About 15 years ago, around the time of Sarbanes Oxley but in a separate action the Financial Accounting Standards Board (FASB) decided that stock options should be treated as compensation income and an expense to a company’s operating statement. Prior to this many stock options were not considered as compensation expense. They were treated as an equity issue and voted by the Board and reported as an increase in outstanding stock shares. Since there was no cash outlay for the stock and it had no compensation value on the day it was issued it was not treated as an expense.
I always found it easy to look at a company’s annual report and see how much equity was being designated for the employees. This percentage of outstanding shares for employees would vary from 5% in older more stable companies to as much as 18% in high growth newer companies. With today’s GAAP/non-GAAP reporting I find this information much more difficult to find.

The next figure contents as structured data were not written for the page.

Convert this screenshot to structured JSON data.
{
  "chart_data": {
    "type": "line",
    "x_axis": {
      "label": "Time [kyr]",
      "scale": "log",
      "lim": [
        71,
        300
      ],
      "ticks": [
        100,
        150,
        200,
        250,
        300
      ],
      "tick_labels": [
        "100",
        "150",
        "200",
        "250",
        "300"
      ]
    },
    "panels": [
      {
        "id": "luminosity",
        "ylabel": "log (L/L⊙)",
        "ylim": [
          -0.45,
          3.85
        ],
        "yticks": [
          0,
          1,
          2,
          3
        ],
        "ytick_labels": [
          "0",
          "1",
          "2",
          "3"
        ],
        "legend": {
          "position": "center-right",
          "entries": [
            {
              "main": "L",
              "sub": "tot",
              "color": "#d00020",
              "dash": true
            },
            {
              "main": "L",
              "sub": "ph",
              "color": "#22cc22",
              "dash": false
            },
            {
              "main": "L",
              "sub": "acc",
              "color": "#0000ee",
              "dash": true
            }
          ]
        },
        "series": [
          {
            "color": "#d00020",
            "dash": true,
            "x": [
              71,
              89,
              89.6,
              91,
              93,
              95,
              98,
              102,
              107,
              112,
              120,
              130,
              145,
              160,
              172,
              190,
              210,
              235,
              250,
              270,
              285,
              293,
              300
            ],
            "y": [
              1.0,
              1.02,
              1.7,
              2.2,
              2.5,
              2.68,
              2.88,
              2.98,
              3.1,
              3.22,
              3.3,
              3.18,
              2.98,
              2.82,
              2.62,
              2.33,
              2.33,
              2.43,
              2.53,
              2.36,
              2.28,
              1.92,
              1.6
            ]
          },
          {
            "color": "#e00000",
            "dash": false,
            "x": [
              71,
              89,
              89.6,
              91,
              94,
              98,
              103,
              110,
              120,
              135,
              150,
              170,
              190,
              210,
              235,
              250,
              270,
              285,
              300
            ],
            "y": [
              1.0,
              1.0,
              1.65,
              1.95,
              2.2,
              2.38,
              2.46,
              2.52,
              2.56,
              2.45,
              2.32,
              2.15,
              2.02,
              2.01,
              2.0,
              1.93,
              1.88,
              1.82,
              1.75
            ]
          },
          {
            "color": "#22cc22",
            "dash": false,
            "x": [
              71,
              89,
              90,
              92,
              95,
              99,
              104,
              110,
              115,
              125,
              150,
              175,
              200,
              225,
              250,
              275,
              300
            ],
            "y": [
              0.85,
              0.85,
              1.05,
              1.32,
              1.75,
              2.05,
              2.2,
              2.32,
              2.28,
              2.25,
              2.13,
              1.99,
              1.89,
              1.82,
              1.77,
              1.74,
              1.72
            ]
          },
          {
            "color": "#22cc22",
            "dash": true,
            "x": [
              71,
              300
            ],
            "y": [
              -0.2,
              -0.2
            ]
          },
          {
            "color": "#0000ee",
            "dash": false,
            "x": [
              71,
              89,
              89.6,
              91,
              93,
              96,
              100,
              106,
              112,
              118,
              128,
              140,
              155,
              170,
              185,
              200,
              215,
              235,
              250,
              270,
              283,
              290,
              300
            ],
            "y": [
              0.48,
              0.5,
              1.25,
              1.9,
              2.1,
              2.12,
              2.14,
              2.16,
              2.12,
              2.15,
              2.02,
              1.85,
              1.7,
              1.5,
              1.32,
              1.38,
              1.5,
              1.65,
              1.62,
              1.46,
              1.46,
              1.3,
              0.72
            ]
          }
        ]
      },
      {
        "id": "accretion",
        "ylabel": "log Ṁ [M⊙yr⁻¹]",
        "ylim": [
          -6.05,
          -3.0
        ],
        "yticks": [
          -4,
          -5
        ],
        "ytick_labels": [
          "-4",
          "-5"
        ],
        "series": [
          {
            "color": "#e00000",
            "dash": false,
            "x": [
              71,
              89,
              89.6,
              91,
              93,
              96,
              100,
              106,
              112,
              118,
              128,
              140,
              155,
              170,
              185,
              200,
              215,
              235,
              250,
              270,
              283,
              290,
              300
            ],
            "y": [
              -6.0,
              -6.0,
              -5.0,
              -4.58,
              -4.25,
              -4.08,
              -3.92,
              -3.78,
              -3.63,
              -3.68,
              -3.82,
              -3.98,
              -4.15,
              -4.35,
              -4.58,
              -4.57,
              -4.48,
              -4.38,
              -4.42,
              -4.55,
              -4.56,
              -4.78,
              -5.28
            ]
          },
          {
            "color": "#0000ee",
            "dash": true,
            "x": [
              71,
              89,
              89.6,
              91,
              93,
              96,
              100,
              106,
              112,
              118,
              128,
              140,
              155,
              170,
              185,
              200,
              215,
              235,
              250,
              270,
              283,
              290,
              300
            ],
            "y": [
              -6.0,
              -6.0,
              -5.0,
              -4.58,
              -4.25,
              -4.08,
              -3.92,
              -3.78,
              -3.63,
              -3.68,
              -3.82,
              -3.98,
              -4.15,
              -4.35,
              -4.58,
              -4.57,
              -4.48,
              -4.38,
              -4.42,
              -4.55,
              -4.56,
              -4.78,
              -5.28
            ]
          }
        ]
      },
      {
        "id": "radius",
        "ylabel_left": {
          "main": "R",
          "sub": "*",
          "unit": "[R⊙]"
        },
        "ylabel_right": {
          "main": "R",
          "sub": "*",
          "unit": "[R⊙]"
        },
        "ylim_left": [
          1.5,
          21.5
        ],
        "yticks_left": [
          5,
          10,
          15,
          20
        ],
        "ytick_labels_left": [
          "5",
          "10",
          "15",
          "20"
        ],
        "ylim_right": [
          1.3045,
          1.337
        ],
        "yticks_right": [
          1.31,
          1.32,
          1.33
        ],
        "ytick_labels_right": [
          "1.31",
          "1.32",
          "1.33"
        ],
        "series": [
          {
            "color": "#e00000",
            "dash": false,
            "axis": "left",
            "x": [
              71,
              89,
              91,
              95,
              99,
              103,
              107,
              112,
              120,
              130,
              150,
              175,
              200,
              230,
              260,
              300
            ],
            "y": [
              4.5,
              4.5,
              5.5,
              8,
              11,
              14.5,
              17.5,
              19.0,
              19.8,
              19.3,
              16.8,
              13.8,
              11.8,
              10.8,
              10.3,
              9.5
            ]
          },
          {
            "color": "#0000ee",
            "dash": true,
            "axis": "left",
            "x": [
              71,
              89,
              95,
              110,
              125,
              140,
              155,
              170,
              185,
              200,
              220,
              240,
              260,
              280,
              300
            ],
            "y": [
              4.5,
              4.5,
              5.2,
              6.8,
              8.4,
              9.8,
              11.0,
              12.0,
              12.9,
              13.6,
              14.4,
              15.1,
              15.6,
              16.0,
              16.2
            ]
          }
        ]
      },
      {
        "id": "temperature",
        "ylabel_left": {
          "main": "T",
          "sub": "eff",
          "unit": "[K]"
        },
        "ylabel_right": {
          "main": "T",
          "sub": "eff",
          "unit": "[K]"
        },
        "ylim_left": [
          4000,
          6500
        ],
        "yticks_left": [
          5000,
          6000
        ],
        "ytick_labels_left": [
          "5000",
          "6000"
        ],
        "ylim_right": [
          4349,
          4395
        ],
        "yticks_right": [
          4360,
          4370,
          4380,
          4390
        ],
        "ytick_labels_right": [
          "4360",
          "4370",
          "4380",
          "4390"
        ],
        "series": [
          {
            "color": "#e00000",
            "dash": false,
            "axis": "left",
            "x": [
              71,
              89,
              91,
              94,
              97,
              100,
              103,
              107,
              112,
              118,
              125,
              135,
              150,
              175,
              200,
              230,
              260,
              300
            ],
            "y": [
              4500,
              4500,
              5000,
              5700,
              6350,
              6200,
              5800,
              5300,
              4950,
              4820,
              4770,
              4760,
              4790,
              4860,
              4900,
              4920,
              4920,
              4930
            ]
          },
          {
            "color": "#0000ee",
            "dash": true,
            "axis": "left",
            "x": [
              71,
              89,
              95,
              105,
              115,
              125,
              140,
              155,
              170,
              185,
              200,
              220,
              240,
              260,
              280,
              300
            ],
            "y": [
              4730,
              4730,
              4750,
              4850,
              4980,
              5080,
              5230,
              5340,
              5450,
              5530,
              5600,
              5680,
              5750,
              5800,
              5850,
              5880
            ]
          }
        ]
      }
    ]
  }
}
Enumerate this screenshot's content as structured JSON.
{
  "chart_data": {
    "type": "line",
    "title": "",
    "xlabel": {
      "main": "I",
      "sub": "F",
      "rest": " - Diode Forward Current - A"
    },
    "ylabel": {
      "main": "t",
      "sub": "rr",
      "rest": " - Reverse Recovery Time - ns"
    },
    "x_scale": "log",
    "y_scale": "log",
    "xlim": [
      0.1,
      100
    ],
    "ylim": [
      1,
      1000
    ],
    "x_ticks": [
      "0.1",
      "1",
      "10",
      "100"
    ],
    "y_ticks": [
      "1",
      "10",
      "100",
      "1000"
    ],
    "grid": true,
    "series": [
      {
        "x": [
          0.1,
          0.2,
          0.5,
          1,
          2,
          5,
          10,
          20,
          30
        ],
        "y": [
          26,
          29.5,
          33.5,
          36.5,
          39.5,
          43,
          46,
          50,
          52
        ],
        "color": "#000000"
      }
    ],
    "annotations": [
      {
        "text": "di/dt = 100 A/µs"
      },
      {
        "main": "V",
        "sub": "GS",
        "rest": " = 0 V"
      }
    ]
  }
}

Further, prior to this action, there was extensive use of Incentive Stock Options (ISO’s) which were given to employees including executives at a price equal to the market value of the stock at the time of issue. In other words they had no value on the day of issue and no value going forward unless the price of the stock increased. Then the employee could reap the benefit of the difference in price between the market price and their issue price (time the number of shares they were given). The logic was if the company increased its value in the marketplace, employees as well as stock holders would reap financial benefits. A reasonable incentive it seemed to me.
Alternatively, Restricted Stock Options (RSO) were usually given at a discounted price and the difference between the employee’s price and the market price has always been treated as compensation expense. 15 years ago RSO’s were used minimally and only for executives as part of their compensation incentive.
Today, ISO’s are used rarely. The number of employees who receive stock options is dramatically less, most notably in public companies. And executives are the beneficiary of restricted shares often priced to them at no cost. For shareholders this means fewer stock options are generated for employees which those with significant investments in the market (read “rich people”) will tell you this is good.
Another negative aspect in my opinion is that the incentive for executives has been changed from growing the value of the company to surviving through the vesting period. It is not unusual for an executive to join a company stay 4 or 5 years and leave with a bundle of money from his/her RSO’s regardless of whether the company grew in value or not.
Maybe I’m old fashioned but I liked the idea of incenting executives and employees to grow the company’s value and for all to share in success. For employees it didn’t have the financial impact that it had for executives, of course. But it could be a new car, a new house, a college education paid for. Today’s professional employee instead can look forward to a 3% raise every year.